The European Union's statistics office estimated that inflation in the 15 countries using the euro rose to 3.2 per cent year-on-year in January, the highest reading since measurements for the single currency area began in January 1997.
Economists had expected inflation to remain at 3.1 per cent, as in December and November.
No monthly data or detailed breakdown was available with the Eurostat estimate, but economists said the consumer price index was most likely again boosted by food and oil prices.
This was confirmed by Spanish data earlier on Thursday, which showed prices rose at their fastest rate on record in January due to higher food and utility bills. Belgian inflation was driven to 16 year highs by the same factors.
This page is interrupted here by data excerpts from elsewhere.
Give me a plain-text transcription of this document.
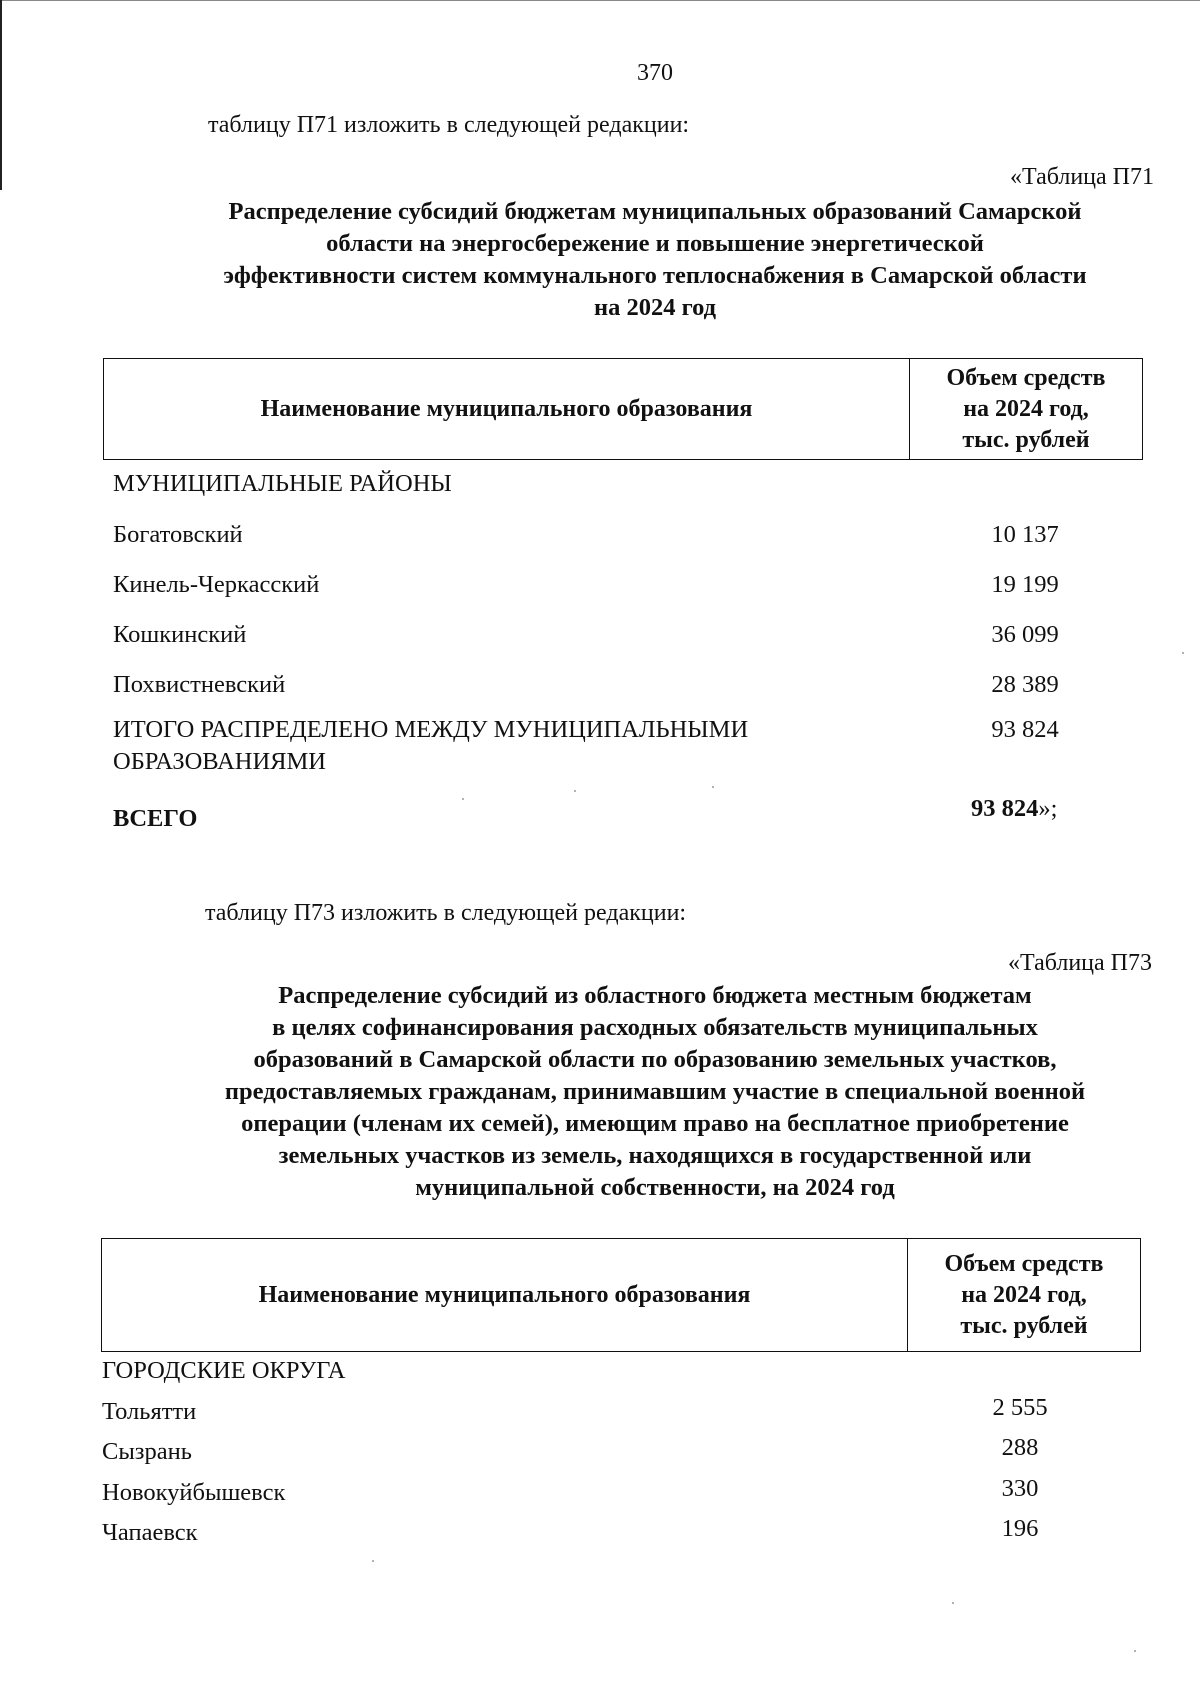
370
таблицу П71 изложить в следующей редакции:
«Таблица П71
Распределение субсидий бюджетам муниципальных образований Самарской
области на энергосбережение и повышение энергетической
эффективности систем коммунального теплоснабжения в Самарской области
на 2024 год
Наименование муниципального образования
Объем средств
на 2024 год,
тыс. рублей
МУНИЦИПАЛЬНЫЕ РАЙОНЫ
Богатовский	10 137
Кинель-Черкасский	19 199
Кошкинский	36 099
Похвистневский	28 389
ИТОГО РАСПРЕДЕЛЕНО МЕЖДУ МУНИЦИПАЛЬНЫМИ
ОБРАЗОВАНИЯМИ
93 824
ВСЕГО	93 824»;
таблицу П73 изложить в следующей редакции:
«Таблица П73
Распределение субсидий из областного бюджета местным бюджетам
в целях софинансирования расходных обязательств муниципальных
образований в Самарской области по образованию земельных участков,
предоставляемых гражданам, принимавшим участие в специальной военной
операции (членам их семей), имеющим право на бесплатное приобретение
земельных участков из земель, находящихся в государственной или
муниципальной собственности, на 2024 год
Наименование муниципального образования
Объем средств
на 2024 год,
тыс. рублей
ГОРОДСКИЕ ОКРУГА
Тольятти	2 555
Сызрань	288
Новокуйбышевск	330
Чапаевск	196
While economists expect inflation to slow down later this year, some said it could get worse before it gets better.
"Inflation could edge higher in the coming months, peaking at 3.3 per cent in February/March," said Sunil Kapadia, European economist at UBS.
The ECB wants to keep inflation just below 2 per cent over the medium-term, but has refrained from raising rates from the current 4 per cent because of signs that the economy is slowing.
With inflation at a record high it is equally difficult for the bank to cut rates, though economists noted that in May 2001, when inflation was at 3.1 per cent and consumer inflation expectations higher than now, the ECB did cut rates.
Inflation expectations among businesses, measured by a European Commission's monthly survey, showed a slight increase to 14 points from 13 in December. But inflation expectations among consumers were stable for the third month in a row at 28 -- lower than the 33 points when rates were cut in May 2001.
Most economists believe therefore that the bank will have to cut rates later this year, following the example of the US Federal Reserve, to support euro zone expansion.